We demonstrate an accurate, quantitative, and label-free optical technology for high-throughput studies of receptor-ligand interactions, and apply it to TATA binding protein (TBP) interactions with oligonucleotides. We present a simple method to prepare single-stranded and double-stranded DNA microarrays with comparable surface density, ensuring an accurate comparison of TBP activity with both types of DNA. In particular, we find that TBP binds tightly to single-stranded DNA, especially to stretches of polythymine (poly-T), as well as to the traditional TATA box. We further investigate the correlation of TBP activity with various lengths of DNA and find that the number of TBPs bound to DNA increases >7-fold as the oligomer length increases from 9 to 40. Finally, we perform a full human genome analysis and discover that 35.5% of human promoters have poly-T stretches. In summary, we report, for the first time to our knowledge, the activity of TBP with poly-T stretches by presenting an elegant stepwise analysis of multiple techniques: discovery by a novel quantitative detection of microarrays, confirmation by a traditional gel electrophoresis, and a full genome prediction with computational analyses.

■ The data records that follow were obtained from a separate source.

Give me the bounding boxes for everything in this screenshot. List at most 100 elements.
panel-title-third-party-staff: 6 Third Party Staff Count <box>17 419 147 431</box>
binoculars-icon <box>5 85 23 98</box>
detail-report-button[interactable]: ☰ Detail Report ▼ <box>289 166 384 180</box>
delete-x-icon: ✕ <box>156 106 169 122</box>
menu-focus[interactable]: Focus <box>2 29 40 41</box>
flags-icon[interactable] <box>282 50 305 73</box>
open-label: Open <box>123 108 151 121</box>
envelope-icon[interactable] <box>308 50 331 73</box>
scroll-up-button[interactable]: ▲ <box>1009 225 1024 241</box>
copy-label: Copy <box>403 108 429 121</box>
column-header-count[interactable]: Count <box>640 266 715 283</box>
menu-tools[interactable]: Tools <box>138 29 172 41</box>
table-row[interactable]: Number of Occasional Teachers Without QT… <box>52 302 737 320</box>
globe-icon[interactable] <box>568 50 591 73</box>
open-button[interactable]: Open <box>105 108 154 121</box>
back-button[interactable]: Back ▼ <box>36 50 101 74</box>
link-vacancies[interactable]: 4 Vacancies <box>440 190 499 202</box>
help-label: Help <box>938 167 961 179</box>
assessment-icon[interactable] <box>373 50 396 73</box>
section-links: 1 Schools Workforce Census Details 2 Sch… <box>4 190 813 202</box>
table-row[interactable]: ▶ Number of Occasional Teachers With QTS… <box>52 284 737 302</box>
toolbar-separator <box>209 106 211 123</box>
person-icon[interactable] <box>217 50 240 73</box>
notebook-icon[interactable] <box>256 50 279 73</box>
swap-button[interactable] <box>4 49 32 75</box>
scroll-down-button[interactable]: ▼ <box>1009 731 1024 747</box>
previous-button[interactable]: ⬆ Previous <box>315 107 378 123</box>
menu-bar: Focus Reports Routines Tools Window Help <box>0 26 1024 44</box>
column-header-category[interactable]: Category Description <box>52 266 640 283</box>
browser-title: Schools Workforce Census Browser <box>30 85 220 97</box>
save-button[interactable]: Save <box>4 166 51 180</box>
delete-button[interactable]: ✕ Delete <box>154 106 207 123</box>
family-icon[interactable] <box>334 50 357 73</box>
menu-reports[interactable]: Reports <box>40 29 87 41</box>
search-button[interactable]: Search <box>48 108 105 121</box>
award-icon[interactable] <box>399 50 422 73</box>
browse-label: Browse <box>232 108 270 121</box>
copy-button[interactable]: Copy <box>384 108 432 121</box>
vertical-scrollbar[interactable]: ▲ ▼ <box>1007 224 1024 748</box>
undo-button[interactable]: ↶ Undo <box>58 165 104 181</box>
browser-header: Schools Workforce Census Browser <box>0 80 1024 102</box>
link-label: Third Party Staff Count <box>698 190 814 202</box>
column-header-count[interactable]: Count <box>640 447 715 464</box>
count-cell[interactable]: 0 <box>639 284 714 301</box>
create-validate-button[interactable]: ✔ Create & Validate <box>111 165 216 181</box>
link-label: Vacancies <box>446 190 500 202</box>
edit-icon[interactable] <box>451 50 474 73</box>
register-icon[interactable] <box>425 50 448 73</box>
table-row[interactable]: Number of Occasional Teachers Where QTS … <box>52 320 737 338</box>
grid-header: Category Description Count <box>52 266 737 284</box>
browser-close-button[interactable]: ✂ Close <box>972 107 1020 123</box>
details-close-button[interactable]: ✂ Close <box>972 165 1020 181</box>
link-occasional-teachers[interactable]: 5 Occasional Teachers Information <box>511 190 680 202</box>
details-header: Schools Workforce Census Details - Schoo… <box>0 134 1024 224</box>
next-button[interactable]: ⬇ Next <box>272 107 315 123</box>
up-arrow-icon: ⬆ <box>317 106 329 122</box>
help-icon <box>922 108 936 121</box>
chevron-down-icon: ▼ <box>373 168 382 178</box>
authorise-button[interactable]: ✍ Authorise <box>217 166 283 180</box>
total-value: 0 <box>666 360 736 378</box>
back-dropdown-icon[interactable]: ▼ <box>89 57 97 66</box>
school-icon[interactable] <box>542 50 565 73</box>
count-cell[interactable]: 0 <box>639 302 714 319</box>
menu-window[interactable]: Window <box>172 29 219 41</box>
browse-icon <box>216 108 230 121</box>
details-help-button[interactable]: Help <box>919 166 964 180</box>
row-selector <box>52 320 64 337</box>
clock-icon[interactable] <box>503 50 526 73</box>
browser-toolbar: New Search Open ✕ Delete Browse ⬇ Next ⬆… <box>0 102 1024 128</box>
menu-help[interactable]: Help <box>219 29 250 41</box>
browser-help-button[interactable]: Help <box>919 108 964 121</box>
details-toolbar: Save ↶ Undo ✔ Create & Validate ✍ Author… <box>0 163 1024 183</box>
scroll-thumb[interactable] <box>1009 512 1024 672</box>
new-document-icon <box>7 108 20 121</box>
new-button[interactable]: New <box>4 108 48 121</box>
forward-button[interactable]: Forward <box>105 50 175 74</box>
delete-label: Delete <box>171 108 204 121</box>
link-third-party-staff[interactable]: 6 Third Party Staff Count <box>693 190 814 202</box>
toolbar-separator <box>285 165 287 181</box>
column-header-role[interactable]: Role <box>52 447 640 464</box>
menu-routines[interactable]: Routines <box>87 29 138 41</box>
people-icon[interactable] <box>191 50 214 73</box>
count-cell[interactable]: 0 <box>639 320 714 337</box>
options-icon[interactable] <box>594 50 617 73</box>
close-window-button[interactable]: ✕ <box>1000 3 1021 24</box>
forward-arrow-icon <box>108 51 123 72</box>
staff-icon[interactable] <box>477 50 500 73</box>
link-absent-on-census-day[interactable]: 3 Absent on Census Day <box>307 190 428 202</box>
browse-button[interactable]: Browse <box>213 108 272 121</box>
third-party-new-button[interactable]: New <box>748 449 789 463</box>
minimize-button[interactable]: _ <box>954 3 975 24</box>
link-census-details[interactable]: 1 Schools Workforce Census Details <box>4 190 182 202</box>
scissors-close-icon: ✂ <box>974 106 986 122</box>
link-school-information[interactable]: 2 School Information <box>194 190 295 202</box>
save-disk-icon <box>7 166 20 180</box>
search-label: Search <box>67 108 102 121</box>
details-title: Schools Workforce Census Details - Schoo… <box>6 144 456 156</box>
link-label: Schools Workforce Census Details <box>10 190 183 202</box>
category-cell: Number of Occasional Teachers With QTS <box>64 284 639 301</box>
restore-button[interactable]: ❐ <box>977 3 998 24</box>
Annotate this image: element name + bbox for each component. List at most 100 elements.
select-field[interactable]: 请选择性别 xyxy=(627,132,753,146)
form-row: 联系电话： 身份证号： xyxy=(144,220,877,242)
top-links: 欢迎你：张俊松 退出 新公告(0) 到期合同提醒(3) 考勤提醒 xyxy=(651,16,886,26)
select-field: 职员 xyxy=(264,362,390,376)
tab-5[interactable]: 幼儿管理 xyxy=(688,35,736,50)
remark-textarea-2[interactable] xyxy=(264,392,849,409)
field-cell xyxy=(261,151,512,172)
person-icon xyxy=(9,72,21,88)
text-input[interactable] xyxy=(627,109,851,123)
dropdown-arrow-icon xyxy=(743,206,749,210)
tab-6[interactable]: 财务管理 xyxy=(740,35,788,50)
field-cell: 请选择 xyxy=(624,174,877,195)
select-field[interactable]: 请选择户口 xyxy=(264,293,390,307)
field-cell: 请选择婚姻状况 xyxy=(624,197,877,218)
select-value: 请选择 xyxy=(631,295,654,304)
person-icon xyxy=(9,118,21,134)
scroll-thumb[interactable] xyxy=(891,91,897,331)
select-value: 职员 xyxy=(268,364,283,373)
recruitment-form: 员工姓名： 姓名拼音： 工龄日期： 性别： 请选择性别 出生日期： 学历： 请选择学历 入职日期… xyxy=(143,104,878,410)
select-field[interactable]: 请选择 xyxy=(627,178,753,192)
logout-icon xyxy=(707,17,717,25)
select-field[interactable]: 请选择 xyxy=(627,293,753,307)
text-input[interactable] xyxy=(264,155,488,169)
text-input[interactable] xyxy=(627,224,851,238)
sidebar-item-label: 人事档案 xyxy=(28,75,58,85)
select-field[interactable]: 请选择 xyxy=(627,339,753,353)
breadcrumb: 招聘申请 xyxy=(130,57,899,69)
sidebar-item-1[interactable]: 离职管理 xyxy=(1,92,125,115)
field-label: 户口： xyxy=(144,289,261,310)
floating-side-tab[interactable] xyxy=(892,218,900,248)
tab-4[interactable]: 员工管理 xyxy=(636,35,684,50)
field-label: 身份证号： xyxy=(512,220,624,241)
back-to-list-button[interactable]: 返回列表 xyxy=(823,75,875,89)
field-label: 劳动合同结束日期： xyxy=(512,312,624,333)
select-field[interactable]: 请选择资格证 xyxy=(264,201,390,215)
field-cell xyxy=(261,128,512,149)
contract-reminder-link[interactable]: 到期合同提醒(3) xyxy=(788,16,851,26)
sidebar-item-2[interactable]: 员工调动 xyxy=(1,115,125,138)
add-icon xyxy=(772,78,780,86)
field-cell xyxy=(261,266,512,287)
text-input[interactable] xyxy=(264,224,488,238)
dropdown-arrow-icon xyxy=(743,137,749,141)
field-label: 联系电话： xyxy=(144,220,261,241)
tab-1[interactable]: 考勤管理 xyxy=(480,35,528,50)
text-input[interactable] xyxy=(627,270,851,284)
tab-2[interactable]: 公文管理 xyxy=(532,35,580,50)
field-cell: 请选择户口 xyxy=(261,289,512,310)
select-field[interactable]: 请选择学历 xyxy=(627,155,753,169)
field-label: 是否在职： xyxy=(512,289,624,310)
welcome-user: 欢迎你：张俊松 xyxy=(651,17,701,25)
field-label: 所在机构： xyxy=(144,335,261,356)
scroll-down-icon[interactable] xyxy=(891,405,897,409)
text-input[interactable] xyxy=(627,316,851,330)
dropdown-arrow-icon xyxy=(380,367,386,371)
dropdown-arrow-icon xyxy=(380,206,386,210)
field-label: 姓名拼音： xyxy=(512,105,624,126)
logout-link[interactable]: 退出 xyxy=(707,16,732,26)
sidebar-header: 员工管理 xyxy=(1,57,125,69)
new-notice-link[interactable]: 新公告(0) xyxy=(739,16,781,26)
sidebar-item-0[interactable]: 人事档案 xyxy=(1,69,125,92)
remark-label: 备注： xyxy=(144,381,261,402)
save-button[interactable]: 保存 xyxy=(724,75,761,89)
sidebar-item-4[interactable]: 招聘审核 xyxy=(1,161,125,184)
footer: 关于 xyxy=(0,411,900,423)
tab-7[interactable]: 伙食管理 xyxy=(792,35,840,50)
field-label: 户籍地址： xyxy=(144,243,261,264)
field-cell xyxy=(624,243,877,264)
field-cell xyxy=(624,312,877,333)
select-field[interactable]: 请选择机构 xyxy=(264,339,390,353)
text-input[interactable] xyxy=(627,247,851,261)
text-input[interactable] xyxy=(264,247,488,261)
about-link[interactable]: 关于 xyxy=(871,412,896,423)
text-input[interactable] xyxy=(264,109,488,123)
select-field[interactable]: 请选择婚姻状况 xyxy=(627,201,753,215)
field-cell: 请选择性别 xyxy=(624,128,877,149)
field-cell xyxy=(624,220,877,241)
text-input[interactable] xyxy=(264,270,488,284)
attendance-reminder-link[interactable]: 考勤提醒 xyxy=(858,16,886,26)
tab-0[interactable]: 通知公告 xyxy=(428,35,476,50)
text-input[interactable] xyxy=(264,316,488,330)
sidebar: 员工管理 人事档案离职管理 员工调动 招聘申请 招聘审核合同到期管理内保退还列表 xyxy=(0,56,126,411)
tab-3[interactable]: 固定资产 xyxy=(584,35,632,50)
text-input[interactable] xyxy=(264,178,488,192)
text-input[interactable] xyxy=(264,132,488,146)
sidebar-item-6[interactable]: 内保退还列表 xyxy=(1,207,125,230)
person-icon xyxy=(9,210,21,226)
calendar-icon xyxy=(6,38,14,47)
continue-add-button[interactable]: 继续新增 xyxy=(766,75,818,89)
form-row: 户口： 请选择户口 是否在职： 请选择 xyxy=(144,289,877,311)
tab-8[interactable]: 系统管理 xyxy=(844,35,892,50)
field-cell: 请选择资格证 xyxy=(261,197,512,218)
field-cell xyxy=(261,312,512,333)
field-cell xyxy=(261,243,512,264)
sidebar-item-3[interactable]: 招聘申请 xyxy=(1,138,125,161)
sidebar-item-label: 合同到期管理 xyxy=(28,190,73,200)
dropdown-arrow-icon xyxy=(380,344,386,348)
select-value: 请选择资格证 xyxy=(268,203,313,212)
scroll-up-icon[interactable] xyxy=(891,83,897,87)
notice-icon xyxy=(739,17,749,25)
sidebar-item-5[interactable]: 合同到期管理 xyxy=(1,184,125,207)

Synergetic chemiluminescence and label-free dual detection for developing a hepatitis protein array.

A dual detection system for protein arrays is presented that combines label-free detection by optical interference with chemiluminescence. A planar protein array that targets hepatitis B surface antigen is developed. Surface densities for individual antibody spots are quantitated using optical interference prior to use. Target binding (10 ng/ml) is detected label-free. Target binding (1 ng/ml) is detected by both optical interference and chemiluminescence with the inclusion of secondary antibodies. Binding results using both methods are found to be directly proportion to the capture probe density measured initially. The dual detection system provides the analytical utility of optical interference detection with the established clinical utility of chemiluminescence detection.

Fluorescence enhancement on reflecting substrates for microarray applications

In this study, we report on the utilization of layered substrates for increased performance of fluorescent-based detection schemes. Through optimization of layer thicknesses, we demonstrate that enhancement with respect to commonly used microscope slides is achieved for the collected fluorescence signal.

A platform for in situ real-time measurement of protein induced conformational changes of DNA

A platform for in situ and real-time measurement of protein induced conformational changes in dsDNA is presented. We demonstrate protein induced bending upon sequence specific binding of Integration Host Factor (IHF) to dsDNA probes.